The same wrapper is available for parsers through `ParserCombinator`.

### `InsertOnErrorMatcher`

`matcher.try_insert_if_missing(message)` wraps a matcher so that, during real
error collection, a soft failure can be treated as an inserted missing element
and recorded as a `MissingError`.

Use it for diagnostics like "missing closing bracket" where continuing the match
produces better follow-up errors.

### `IfErrorMatcher`

`if_error(matcher)` and `if_error_else_fail(matcher)` only run the inner matcher
when a real error handler is active. Outside error collection they return a fixed
success or failure result.

Use these for grammar pieces that are meaningful only while building diagnostics.

### `UnwantedMatcher`

`unwanted(matcher, message)` succeeds when the inner matcher succeeds, but records
an `UnwantedError` for the consumed span.

Use it to recognize and report explicitly forbidden syntax while still allowing
recovery to continue.

### `OneOf`

`one_of((a, b, c))` also works as a matcher. It tries alternatives from left to
right and succeeds on the first matching branch.

Use it for alternatives inside `capture!`, such as multiple literal keywords or
valid element forms.

### `Labeled`

`matcher.with_label("label")` attaches a display label to a matcher. The label
can appear in expected-token diagnostics.

Use labels when a grammar name is clearer than a raw literal or range.

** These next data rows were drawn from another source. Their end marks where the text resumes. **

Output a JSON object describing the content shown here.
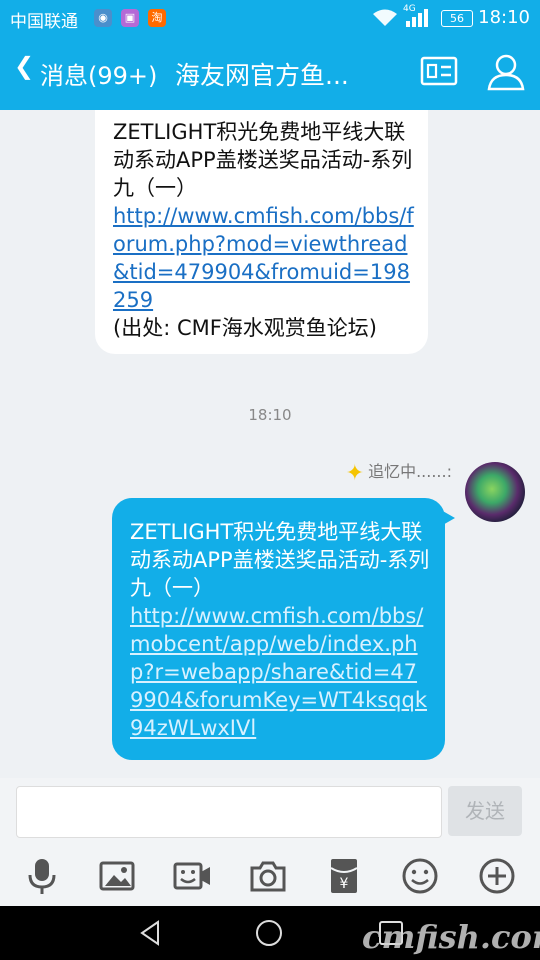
{
  "status_bar": {
    "carrier": "中国联通",
    "network": "4G",
    "battery": "56",
    "time": "18:10",
    "app_icons": [
      "globe-icon",
      "gallery-icon",
      "taobao-icon"
    ]
  },
  "header": {
    "back_label": "消息(99+)",
    "title": "海友网官方鱼...",
    "icons": [
      "profile-card-icon",
      "contacts-icon"
    ]
  },
  "messages": {
    "incoming": {
      "text": "ZETLIGHT积光免费地平线大联动系动APP盖楼送奖品活动-系列九（一）",
      "link": "http://www.cmfish.com/bbs/forum.php?mod=viewthread&tid=479904&fromuid=198259",
      "source": "(出处: CMF海水观赏鱼论坛)"
    },
    "timestamp": "18:10",
    "sender_name": "追忆中......:",
    "outgoing": {
      "text": "ZETLIGHT积光免费地平线大联动系动APP盖楼送奖品活动-系列九（一）",
      "link": "http://www.cmfish.com/bbs/mobcent/app/web/index.php?r=webapp/share&tid=479904&forumKey=WT4ksqqk94zWLwxIVl"
    }
  },
  "input_bar": {
    "placeholder": "",
    "send_label": "发送"
  },
  "toolbar": {
    "icons": [
      "microphone-icon",
      "image-icon",
      "video-call-icon",
      "camera-icon",
      "red-packet-icon",
      "emoji-icon",
      "plus-icon"
    ]
  },
  "nav": {
    "icons": [
      "back-triangle-icon",
      "home-circle-icon",
      "recent-square-icon"
    ]
  },
  "watermark": "cmfish.com",
  "colors": {
    "accent": "#12aee8",
    "incoming_bubble": "#ffffff",
    "link": "#1a6fc4"
  }
}
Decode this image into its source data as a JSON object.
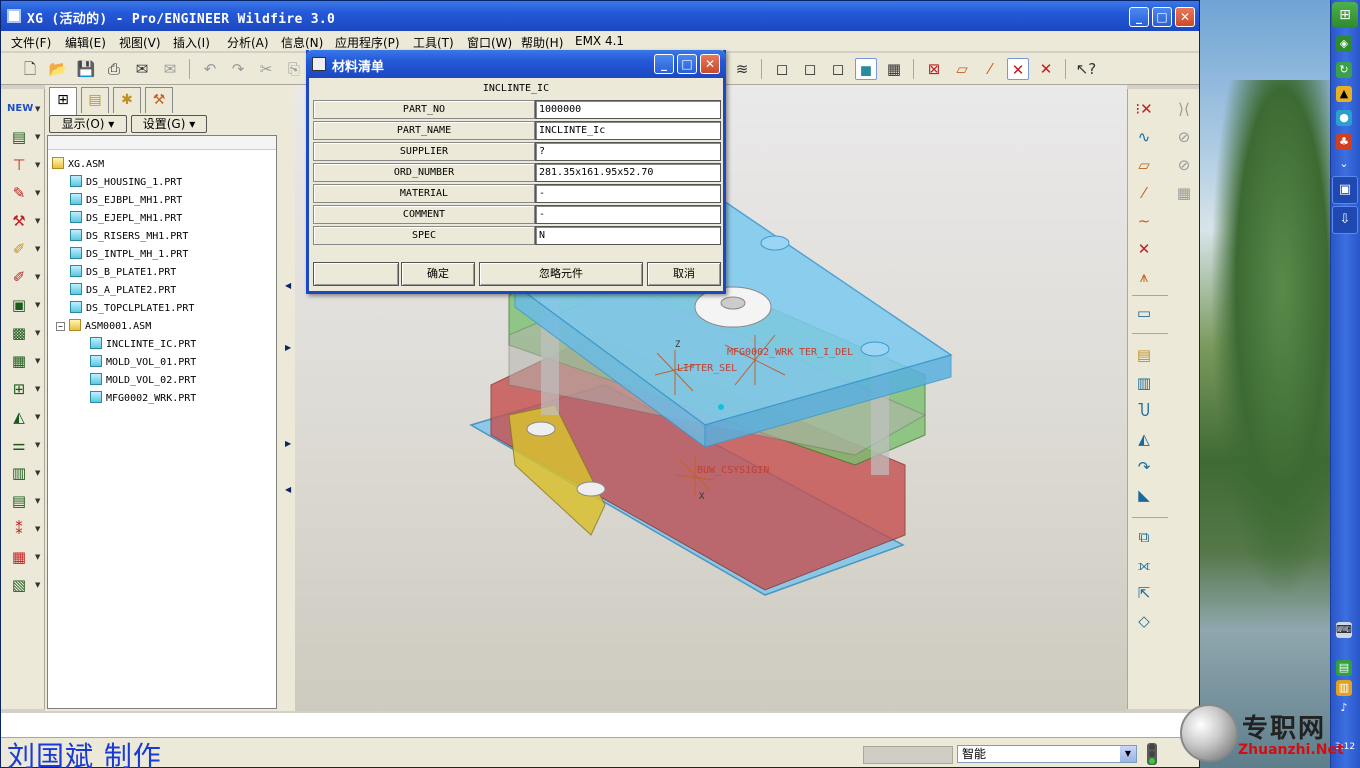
{
  "window": {
    "title": "XG (活动的) - Pro/ENGINEER Wildfire 3.0",
    "minimize": "_",
    "maximize": "□",
    "close": "✕"
  },
  "menu": [
    "文件(F)",
    "编辑(E)",
    "视图(V)",
    "插入(I)",
    "分析(A)",
    "信息(N)",
    "应用程序(P)",
    "工具(T)",
    "窗口(W)",
    "帮助(H)",
    "EMX 4.1"
  ],
  "navigator": {
    "show_label": "显示(O) ▾",
    "settings_label": "设置(G) ▾",
    "tree": [
      {
        "label": "XG.ASM",
        "type": "asm",
        "level": 0
      },
      {
        "label": "DS_HOUSING_1.PRT",
        "type": "prt",
        "level": 1
      },
      {
        "label": "DS_EJBPL_MH1.PRT",
        "type": "prt",
        "level": 1
      },
      {
        "label": "DS_EJEPL_MH1.PRT",
        "type": "prt",
        "level": 1
      },
      {
        "label": "DS_RISERS_MH1.PRT",
        "type": "prt",
        "level": 1
      },
      {
        "label": "DS_INTPL_MH_1.PRT",
        "type": "prt",
        "level": 1
      },
      {
        "label": "DS_B_PLATE1.PRT",
        "type": "prt",
        "level": 1
      },
      {
        "label": "DS_A_PLATE2.PRT",
        "type": "prt",
        "level": 1
      },
      {
        "label": "DS_TOPCLPLATE1.PRT",
        "type": "prt",
        "level": 1
      },
      {
        "label": "ASM0001.ASM",
        "type": "asm",
        "level": 1
      },
      {
        "label": "INCLINTE_IC.PRT",
        "type": "prt",
        "level": 2
      },
      {
        "label": "MOLD_VOL_01.PRT",
        "type": "prt",
        "level": 2
      },
      {
        "label": "MOLD_VOL_02.PRT",
        "type": "prt",
        "level": 2
      },
      {
        "label": "MFG0002_WRK.PRT",
        "type": "prt",
        "level": 2
      }
    ]
  },
  "dialog": {
    "title": "材料清单",
    "heading": "INCLINTE_IC",
    "fields": [
      {
        "label": "PART_NO",
        "value": "1000000"
      },
      {
        "label": "PART_NAME",
        "value": "INCLINTE_Ic"
      },
      {
        "label": "SUPPLIER",
        "value": "?"
      },
      {
        "label": "ORD_NUMBER",
        "value": "281.35x161.95x52.70"
      },
      {
        "label": "MATERIAL",
        "value": "-"
      },
      {
        "label": "COMMENT",
        "value": "-"
      },
      {
        "label": "SPEC",
        "value": "N"
      }
    ],
    "buttons": {
      "ok": "确定",
      "skip": "忽略元件",
      "cancel": "取消"
    }
  },
  "model_labels": {
    "top": "MFG0002_WRK",
    "top2": "TER_I_DEL",
    "lifter": "LIFTER_SEL",
    "csys": "BUW_CSYS1GIN",
    "axis_x": "X",
    "axis_z": "Z"
  },
  "status": {
    "filter": "智能"
  },
  "credit": "刘国斌 制作",
  "watermark": {
    "cn": "专职网",
    "en": "Zhuanzhi.Net"
  },
  "clock": "3:12",
  "colors": {
    "titlebar": "#2458d8",
    "plate_blue": "#7cc8ec",
    "plate_green": "#7cc070",
    "plate_red": "#c85050",
    "plate_yellow": "#d8c030"
  }
}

## Parser repetition vs matcher repetition

Use matcher repetition when you are still describing syntax inside `capture!`:

```rust
use marser::matcher::multiple::many;

let _ws = many((' ', '\n', '\t'));
```

Use parser repetition when each repeated parse should produce a value that is
combined outside the matcher layer:

```rust
use marser::parser::{token_parser, MultipleParser, Parser};

fn decimal_string<'src>() -> impl Parser<'src, &'src str, Output = String> + Clone {
    let digit = token_parser(
        |c: &char| c.is_ascii_digit(),
        |c| c.to_digit(10).unwrap(),
    );
    MultipleParser::new(digit, |digits: Vec<u32>| {
        digits
            .into_iter()
            .map(|d| char::from_digit(d, 10).unwrap())
            .collect::<String>()
    })
}

let _ = decimal_string();
```

The difference is where values live: matcher repetition binds through capture
properties, while parser repetition returns parser output directly.